E um dia, num dia como outro qualquer, em que senti a minha desconexão comigo própria no auge, não tomei uma decisão. Assumi-a de uma vez. Deitei o relógio ao chão e pisei-o. Depois saí para a rua e fui ver o sol. Oh, chamem-me inocente mas fui ouvir os pássaros e os zzzzzz apaziguadores das abelhinhas. Fiz de propósito e meti-me pelas ruelas mais estreitas da minha terra. Optei por ir pelos locais onde pudesse ouvir os meus pés a pisar folhas e paus secos. Parei aqui e ali para ver as flores das giestas, as papoilas, as mimosas, algumas flores silvestres roxas cujo nome desconheço, chamadas por este quase- quase calor primaveril. Fiquei uns segundos a ver uma velha roda de um moinho que alguém pôs à venda. Passei por vários cães e todos se puseram a ladrar uns para os outros em rede (salvo seja), quem sabe avisando-se uns aos outros que um intruso ia passar. Era preciso cautela. Cautela comigo. Mas eu não. Nunca tive medo de cães. Na realidade, nem eles de mim. Continuei a caminhar sob o sol fraco da manhã. Fraco, mas luminoso. Fui à Igreja e fiquei lá menos de cinco minutos. O suficiente para encher o peito de ar e de outras coisas boas. Vi as casas rurais, a lenha de uns e de outros, os vasos, as cameleiras a largar camélias para o chão e alguns trabalhadores aqui e ali a fazer arranjos. Vi ovelhas a pastar, mesmo ao lado de um restaurante conhecido da região onde há sempre leitão, picanha e papas de sarrabulho.

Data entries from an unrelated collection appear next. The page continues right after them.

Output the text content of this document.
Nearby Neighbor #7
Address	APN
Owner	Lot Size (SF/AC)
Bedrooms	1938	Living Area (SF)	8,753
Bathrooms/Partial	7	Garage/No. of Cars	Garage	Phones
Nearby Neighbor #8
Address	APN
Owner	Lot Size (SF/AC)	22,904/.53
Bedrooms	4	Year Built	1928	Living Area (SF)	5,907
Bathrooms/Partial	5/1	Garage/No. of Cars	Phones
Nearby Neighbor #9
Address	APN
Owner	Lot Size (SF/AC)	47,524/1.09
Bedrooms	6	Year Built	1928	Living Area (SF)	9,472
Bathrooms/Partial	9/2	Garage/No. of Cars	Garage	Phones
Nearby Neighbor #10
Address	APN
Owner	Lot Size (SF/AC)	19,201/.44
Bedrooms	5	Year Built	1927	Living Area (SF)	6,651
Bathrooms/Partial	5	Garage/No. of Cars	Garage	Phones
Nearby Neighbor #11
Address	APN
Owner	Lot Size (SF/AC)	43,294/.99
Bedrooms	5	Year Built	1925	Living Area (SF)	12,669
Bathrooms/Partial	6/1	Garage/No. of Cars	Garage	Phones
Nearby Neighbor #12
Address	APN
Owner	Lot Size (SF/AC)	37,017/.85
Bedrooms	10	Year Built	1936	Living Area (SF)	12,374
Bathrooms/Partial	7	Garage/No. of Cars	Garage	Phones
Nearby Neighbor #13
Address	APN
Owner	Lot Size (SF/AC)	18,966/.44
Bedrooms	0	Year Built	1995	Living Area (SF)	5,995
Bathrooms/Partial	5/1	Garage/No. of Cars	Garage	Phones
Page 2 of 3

A dada altura, já não sabia como chegar à estrada principal, mas segui o barulho dos carros e atalhei por onde me apeteceu. Parei num mercadinho cheio de gente velha e comprei kiwis, tangerinas, água, peixe fresco e leite. Despedi-me sem pressas e ainda troquei dois dedos de conversa com a dona, gente da minha comunidade real que tão bem conheço e tantas vezes descuro.  Bem, não sei se descurar será a palavra certa, uma vez que o meu gosto pela conversa me leva a conhecer muito bem a rede que compõe a minha vida no campo.  Andei o suficiente para uma primeira vez. Talvez dois quilómetros. Voltei a casa, tomei um banho, comi uma tangerina e vim trabalhar. É só isto, mais nada. Agora vou trabalhar. O Facebook? Lá está, assim como os meus amigos. E eu lá estarei, para o que for preciso. Eles sabem onde me encontrar e vice- versa. E não se surpreenderão se no caminho para minha casa, virem alguma má energia excedente que se volatilizou e se fez Natureza. Não passou para ninguém. Desapareceu".